When Marchment was in Edmonton, he would remind his roommate, Ryan Smyth, a swift, slippery left wing, to keep his head up at all times. In training camp Marchment would occasionally clobber Smyth as a public-service announcement. Before the Sharks' training camp formally opened this season, Marchment would watch the rookie scrimmages and salivate. "I hope some of those guys stick around," he said. "I need to get my timing down."
Marchment is dangerous not only when he connects—his clean check on Toronto Maple Leafs right wing Mike Gartner in 1995 partially collapsed Gartner's left lung—but also when he misses, because he often sticks his leg out, an act that can impede, even cripple, a player. "Dineen cut back, made a beautiful move," Marchment says of that play last season. "Your brain's telling you to stick your leg out because he'll get by you, have a breakaway, make you look like an idiot. If that's something dirty, so be it."

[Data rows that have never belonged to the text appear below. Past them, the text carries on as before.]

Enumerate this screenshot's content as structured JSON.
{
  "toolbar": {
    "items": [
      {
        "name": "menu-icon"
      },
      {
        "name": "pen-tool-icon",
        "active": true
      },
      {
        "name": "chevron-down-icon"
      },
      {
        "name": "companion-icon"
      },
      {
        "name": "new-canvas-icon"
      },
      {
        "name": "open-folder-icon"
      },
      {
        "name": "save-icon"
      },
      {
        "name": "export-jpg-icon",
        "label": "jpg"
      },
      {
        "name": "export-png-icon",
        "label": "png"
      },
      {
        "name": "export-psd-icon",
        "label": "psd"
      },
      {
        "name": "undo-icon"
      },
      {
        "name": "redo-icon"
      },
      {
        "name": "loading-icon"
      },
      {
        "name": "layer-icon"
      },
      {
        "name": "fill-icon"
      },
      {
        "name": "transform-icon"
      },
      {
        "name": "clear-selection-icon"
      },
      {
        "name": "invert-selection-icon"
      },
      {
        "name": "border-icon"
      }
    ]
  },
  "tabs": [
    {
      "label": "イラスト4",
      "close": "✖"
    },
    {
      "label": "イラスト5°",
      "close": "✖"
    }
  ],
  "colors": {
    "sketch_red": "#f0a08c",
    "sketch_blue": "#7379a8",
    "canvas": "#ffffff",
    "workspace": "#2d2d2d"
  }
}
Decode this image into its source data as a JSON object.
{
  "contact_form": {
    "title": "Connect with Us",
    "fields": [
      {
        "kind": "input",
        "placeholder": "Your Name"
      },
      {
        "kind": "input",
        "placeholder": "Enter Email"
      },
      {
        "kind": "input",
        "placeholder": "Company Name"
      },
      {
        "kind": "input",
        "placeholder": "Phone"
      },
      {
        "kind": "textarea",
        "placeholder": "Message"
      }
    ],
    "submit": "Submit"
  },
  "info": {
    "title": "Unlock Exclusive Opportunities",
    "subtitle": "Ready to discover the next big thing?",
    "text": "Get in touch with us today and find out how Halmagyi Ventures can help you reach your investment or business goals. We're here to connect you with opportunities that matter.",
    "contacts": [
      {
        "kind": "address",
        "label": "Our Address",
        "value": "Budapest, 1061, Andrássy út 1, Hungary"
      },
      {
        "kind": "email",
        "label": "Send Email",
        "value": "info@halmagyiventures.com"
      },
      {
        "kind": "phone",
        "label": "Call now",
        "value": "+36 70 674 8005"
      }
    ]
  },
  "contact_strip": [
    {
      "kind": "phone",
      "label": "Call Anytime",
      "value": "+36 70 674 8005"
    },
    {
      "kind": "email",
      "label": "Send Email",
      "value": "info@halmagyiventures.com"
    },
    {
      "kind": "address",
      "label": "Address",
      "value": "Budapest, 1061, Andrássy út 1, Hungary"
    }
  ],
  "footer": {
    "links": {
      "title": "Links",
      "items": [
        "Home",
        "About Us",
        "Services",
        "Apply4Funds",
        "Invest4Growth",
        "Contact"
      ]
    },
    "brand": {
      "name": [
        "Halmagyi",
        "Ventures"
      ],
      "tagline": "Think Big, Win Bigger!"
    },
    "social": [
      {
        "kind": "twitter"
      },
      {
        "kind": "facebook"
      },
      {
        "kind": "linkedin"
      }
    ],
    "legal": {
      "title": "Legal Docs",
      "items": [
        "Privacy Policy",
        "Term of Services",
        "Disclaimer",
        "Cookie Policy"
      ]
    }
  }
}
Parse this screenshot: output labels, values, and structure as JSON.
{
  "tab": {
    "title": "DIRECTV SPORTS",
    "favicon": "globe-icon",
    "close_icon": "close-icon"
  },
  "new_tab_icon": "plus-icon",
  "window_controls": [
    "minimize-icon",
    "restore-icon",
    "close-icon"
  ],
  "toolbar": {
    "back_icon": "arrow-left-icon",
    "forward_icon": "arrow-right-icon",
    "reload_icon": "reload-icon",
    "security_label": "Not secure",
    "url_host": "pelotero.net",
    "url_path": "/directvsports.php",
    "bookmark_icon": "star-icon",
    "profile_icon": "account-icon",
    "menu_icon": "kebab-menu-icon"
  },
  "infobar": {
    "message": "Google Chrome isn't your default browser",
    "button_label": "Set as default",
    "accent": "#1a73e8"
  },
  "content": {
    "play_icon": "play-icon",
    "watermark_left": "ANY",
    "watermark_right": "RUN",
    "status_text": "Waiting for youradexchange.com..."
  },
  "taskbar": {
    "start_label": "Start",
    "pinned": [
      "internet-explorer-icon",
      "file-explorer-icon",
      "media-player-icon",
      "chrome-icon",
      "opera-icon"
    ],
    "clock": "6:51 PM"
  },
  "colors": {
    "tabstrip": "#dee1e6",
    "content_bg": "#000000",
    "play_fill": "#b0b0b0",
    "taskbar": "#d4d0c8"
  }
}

"When his reputation as a hitter grew, players had to be alert to where he was on the ice," Burke says of Marchment. "They learned to take evasive action. If Marchment was beaten at the blue line, caught flat-footed, his leg would go out. This isn't premeditated. This is just how he reacts. Some players react by turning and skating back into the play; he does it by sticking his leg out. But there's a fine line between keeping an element in the game that every general manager wants—the pancake hit—and sticking out your knee."